Worker insights¶
Worker insights gives you insight in your multiprocessing efficiency by tracking worker start up time, waiting time and
time spend on executing tasks. Tracking is disabled by default, but can be enabled by setting enable_insights
:
with WorkerPool(n_jobs=4, enable_insights=True) as pool:
pool.map(task, range(100))
The overhead is very minimal and you shouldn’t really notice it, even on very small tasks. You can view the tracking
results using mpire.WorkerPool.get_insights()
or use mpire.WorkerPool.print_insights()
to directly print
the insights to console:
import time
def sleep_and_square(x):
# For illustration purposes
time.sleep(x / 1000)
return x * x
with WorkerPool(n_jobs=4, enable_insights=True) as pool:
pool.map(sleep_and_square, range(100))
insights = pool.get_insights()
print(insights)
# Output:
{'n_completed_tasks': [28, 24, 24, 24],
'total_start_up_time': '0:00:00.038',
'total_init_time': '0:00:00',
'total_waiting_time': '0:00:00.798',
'total_working_time': '0:00:04.980',
'total_exit_time': '0:00:00',
'total_time': '0:00:05.816',
'start_up_time': ['0:00:00.010', '0:00:00.008', '0:00:00.008', '0:00:00.011'],
'start_up_time_mean': '0:00:00.009',
'start_up_time_std': '0:00:00.001',
'start_up_ratio': 0.006610452621805033,
'init_time': ['0:00:00', '0:00:00', '0:00:00', '0:00:00'],
'init_time_mean': '0:00:00',
'init_time_std': '0:00:00',
'init_ratio': 0.0,
'waiting_time': ['0:00:00.309', '0:00:00.311', '0:00:00.165', '0:00:00.012'],
'waiting_time_mean': '0:00:00.199',
'waiting_time_std': '0:00:00.123',
'waiting_ratio': 0.13722942739284952,
'working_time': ['0:00:01.142', '0:00:01.135', '0:00:01.278', '0:00:01.423'],
'working_time_mean': '0:00:01.245',
'working_time_std': '0:00:00.117',
'working_ratio': 0.8561601182661567,
'exit_time': ['0:00:00', '0:00:00', '0:00:00', '0:00:00']

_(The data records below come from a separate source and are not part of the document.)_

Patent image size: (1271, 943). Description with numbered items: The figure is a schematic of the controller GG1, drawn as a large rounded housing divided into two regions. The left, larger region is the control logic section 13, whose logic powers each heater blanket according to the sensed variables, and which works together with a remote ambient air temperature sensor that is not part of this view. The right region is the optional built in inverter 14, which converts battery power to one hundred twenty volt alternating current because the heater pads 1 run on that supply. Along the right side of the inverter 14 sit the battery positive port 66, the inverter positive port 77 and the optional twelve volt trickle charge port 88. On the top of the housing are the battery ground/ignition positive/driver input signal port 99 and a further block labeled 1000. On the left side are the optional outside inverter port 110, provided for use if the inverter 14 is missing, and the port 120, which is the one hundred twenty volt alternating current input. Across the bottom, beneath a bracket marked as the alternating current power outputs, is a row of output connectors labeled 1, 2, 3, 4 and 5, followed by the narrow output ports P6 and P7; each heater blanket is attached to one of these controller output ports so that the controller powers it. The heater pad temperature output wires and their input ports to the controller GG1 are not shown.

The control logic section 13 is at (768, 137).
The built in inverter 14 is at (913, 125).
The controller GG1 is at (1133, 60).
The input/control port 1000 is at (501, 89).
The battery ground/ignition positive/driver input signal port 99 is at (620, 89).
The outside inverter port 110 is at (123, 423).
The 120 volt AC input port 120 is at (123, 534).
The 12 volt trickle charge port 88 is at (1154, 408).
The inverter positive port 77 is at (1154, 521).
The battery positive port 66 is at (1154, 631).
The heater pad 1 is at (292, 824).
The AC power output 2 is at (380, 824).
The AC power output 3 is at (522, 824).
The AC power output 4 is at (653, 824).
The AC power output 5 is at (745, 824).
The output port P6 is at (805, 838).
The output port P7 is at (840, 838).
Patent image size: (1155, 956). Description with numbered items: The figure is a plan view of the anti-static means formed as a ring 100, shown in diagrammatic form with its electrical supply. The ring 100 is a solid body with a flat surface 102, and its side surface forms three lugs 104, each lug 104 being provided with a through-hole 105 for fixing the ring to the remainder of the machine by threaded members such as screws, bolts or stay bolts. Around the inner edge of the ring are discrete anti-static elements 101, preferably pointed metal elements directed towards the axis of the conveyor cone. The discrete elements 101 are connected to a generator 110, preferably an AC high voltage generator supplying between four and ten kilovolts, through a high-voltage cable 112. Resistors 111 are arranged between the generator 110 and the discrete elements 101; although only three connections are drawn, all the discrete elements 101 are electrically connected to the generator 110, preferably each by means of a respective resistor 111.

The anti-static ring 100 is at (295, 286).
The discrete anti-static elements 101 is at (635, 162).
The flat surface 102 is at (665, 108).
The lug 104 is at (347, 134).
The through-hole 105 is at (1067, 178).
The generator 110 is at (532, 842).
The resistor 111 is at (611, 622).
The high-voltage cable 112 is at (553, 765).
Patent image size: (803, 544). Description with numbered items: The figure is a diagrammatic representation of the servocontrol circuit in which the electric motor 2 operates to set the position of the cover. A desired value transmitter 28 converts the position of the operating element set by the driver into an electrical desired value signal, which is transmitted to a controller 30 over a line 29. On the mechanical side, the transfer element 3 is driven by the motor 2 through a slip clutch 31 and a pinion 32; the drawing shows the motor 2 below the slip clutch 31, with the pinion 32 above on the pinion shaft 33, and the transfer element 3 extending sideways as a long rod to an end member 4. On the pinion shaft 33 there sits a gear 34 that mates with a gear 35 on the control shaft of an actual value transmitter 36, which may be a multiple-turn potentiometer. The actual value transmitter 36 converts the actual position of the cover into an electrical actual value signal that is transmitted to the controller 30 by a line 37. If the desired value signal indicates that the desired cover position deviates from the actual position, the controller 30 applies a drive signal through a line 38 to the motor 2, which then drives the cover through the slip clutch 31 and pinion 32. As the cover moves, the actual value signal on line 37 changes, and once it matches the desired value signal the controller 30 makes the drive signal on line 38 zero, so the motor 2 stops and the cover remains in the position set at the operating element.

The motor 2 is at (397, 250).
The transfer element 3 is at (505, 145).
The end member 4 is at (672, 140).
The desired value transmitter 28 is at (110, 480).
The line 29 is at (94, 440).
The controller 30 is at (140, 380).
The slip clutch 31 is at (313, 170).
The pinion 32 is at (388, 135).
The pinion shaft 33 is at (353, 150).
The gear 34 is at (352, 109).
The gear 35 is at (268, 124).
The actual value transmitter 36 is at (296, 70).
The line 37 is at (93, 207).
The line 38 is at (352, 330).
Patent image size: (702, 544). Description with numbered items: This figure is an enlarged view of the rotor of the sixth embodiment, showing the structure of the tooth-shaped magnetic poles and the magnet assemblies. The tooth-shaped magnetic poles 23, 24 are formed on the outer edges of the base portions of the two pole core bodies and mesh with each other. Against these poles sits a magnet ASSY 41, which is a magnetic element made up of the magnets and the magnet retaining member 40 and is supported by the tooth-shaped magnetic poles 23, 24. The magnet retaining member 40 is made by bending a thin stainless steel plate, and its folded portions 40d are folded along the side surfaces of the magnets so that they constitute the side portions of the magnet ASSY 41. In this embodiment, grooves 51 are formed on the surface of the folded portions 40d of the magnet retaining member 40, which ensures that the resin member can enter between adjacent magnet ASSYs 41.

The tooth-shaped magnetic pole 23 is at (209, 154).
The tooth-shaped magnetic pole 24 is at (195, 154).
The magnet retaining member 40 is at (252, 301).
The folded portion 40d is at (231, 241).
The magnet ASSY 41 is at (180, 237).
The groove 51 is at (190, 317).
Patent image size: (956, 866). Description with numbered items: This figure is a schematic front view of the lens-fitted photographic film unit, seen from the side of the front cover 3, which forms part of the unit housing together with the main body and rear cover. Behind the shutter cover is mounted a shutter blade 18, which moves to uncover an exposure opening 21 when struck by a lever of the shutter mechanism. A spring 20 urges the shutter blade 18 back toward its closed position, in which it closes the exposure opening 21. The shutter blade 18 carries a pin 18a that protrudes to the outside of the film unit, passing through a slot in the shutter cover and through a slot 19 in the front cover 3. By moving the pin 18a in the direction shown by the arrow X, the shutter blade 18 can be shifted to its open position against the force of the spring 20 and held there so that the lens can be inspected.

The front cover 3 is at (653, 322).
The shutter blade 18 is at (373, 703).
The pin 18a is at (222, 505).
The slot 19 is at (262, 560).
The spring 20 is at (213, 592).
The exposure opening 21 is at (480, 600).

'exit_time_mean': '0:00:00',
'exit_time_std': '0:00:00',
'exit_ratio': 0.0,
'top_5_max_task_durations': ['0:00:00.099', '0:00:00.098', '0:00:00.097', '0:00:00.096',
'0:00:00.095'],
'top_5_max_task_args': ['Arg 0: 99', 'Arg 0: 98', 'Arg 0: 97', 'Arg 0: 96', 'Arg 0: 95']}
We specified 4 workers, so there are 4 entries in the n_completed_tasks
, start_up_time
, init_time
,
waiting_time
, working_time
, and exit_time
containers. They show per worker the number of completed tasks,
the total start up time, the total time spend on the worker_init
function, the total time waiting for new tasks,
total time spend on main function, and the total time spend on the worker_exit
function, respectively. The insights
also contain mean, standard deviation, and ratio of the tracked time. The ratio is the time for that part divided by the
total time. In general, the higher the working ratio the more efficient your multiprocessing setup is. Of course, your
setup might still not be optimal because the task itself is inefficient, but timing that is beyond the scope of MPIRE.
Additionally, the insights keep track of the top 5 tasks that took the longest to run. The data is split up in two
containers: one for the duration and one for the arguments that were passed on to the task function. Both are sorted
based on task duration (desc), so index 0
of the args list corresponds to index 0
of the duration list, etc.
When using the MPIRE Dashboard you can track these insights in real-time. See Dashboard for more information.
Note
When using imap or imap_unordered you can view the insights during execution. Simply call get_insights()
or print_insights()
inside your loop where you process the results.
Note
When using Windows the arguments of the top 5 longest tasks are not available.